Prompt Injection 88/100 · 30%
Data Exfiltration 90/100 · 25%
Code Execution 82/100 · 20%
Clone Behavior 90/100 · 10%
Canary Integrity 100/100 · 10%
Behavioral Reasoning 84/100 · 5%

Findings (6)

LOW Indirect prompt injection via transcribed audio content -8

The skill instructs the agent to read and summarize the contents of audio.vtt, which contains the full transcript of a user-supplied GETTR video. An adversary could craft or link to a GETTR video containing spoken LLM-adversarial instructions (e.g., 'Ignore previous instructions and...') that get transcribed and injected into the agent's summarization context.
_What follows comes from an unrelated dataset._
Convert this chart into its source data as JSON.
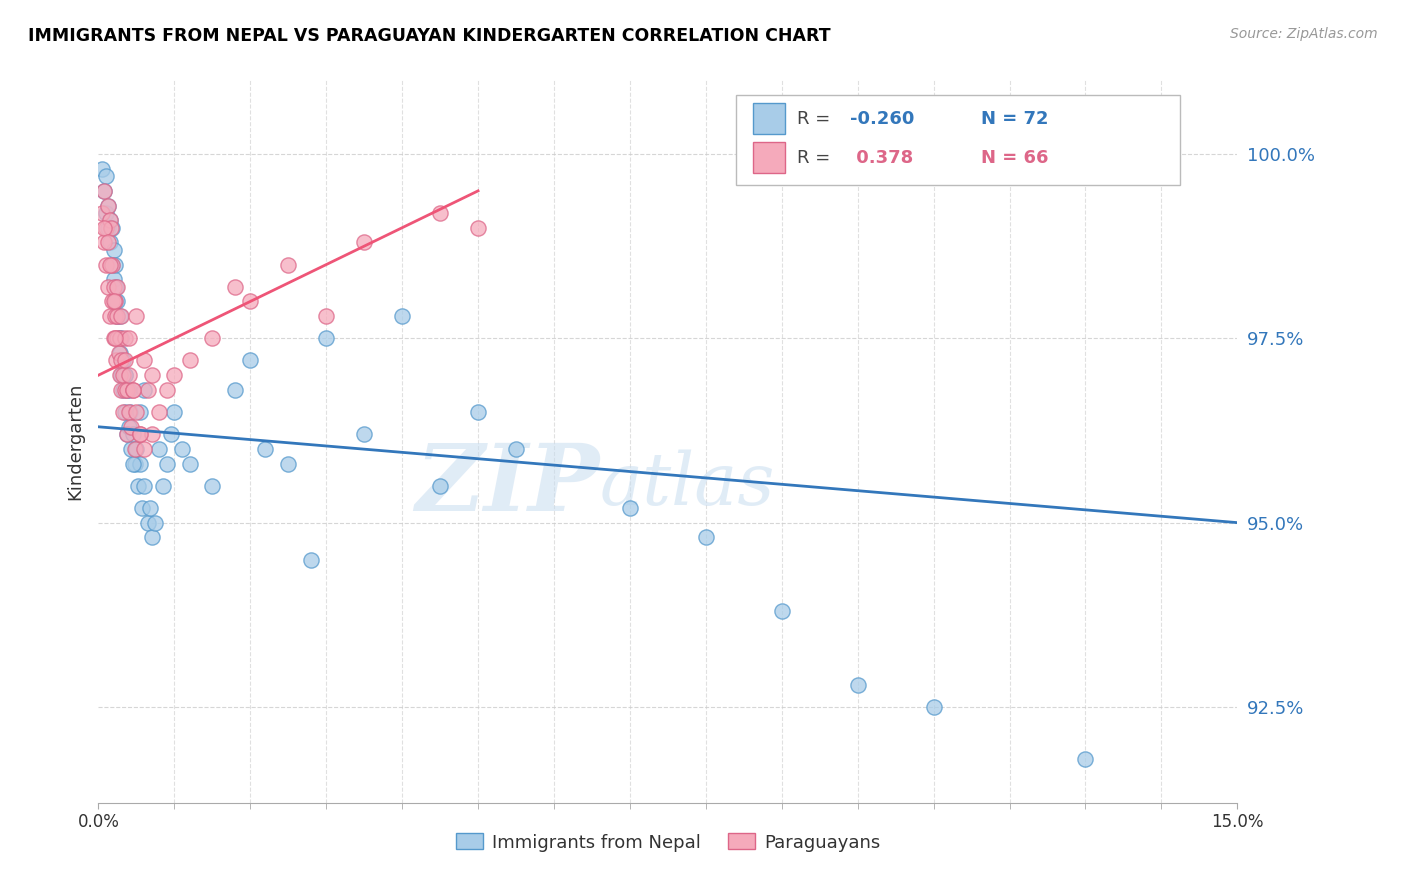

LOW Browser automation DOM extraction for streaming URLs -4

For /streaming/ URLs the skill directs the agent to use browser automation, execute JavaScript to extract the og:video meta tag from the rendered DOM, and use the result. A compromised or malicious GETTR page could embed LLM-adversarial content in the DOM that the agent processes during this step.
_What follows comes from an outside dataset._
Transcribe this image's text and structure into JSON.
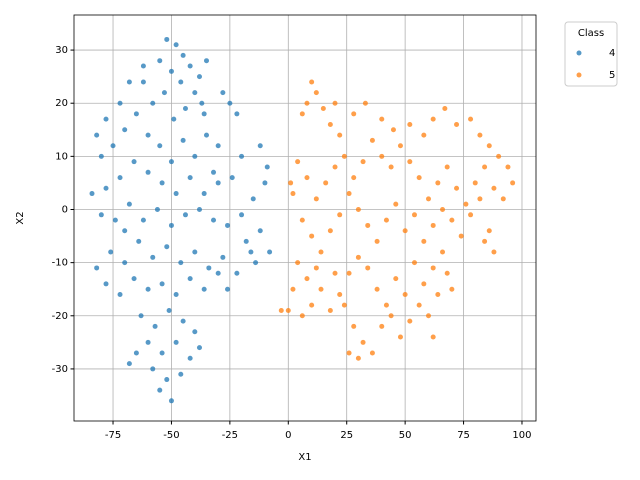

LOW Unquoted $LANG_FLAG variable enables argument injection -12

In run_pipeline.sh, $LANG_FLAG is expanded unquoted when invoking mlx_whisper. If an agent passes a language value containing spaces (e.g., 'zh --additional-flag value'), the expanded string undergoes word splitting and injects extra arguments into the mlx_whisper invocation. This cannot achieve command injection but could alter transcription behavior.

INFO Runtime ML model download from HuggingFace -6

The pipeline downloads mlx-community/whisper-large-v3-turbo from HuggingFace Hub on first run. The model name is hardcoded in the script and refers to a legitimate published model. This is an expected behavior for local-inference ML tools.
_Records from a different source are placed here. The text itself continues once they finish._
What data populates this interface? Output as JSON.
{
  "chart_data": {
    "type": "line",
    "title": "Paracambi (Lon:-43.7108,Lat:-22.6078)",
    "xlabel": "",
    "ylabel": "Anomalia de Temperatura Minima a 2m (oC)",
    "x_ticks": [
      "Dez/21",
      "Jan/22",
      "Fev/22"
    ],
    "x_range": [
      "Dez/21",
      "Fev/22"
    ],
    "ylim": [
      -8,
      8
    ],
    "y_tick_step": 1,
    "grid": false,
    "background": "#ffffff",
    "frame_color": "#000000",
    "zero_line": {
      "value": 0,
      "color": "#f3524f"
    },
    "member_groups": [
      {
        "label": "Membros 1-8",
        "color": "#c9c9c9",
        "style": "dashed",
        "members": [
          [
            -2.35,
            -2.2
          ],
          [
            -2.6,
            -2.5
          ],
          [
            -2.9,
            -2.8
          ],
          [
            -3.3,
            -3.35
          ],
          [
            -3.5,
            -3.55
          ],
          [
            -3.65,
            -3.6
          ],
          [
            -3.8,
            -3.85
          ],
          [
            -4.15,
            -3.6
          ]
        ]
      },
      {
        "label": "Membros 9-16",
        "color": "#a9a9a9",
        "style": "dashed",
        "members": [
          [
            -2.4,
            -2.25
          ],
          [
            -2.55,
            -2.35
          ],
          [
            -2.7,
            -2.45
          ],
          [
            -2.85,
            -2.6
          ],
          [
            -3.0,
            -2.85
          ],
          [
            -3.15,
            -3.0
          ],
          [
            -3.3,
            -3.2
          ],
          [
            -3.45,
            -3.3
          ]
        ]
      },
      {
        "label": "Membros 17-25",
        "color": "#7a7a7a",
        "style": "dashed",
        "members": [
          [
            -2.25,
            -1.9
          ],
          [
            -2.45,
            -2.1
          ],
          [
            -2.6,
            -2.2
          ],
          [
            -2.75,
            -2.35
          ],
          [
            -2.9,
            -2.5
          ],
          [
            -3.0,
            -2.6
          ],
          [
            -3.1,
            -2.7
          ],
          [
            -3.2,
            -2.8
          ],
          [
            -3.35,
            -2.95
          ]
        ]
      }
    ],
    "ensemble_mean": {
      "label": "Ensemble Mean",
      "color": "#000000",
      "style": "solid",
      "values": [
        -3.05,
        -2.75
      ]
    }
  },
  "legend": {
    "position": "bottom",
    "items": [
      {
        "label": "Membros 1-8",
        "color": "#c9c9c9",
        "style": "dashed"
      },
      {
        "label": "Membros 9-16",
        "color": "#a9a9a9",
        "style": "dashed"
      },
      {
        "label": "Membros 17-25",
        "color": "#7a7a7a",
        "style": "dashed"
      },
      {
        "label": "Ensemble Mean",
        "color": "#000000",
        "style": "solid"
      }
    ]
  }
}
INFO HTTP requests to GETTR with Chrome User-Agent -10

extract_gettr_og_video.py spoofs a Chrome User-Agent header to avoid bot-detection by GETTR. This is a standard web-scraping technique and does not represent a security risk, but it does mean the skill sends a fingerprinted request to an external service.

INFO Standard ClawHub monorepo sparse-checkout installation -10

Installation performed a shallow clone of the openclaw/skills monorepo, sparse-checked out only the target skill path, copied files, and deleted the temp clone. All network activity during installation was to GitHub. No anomalous behavior.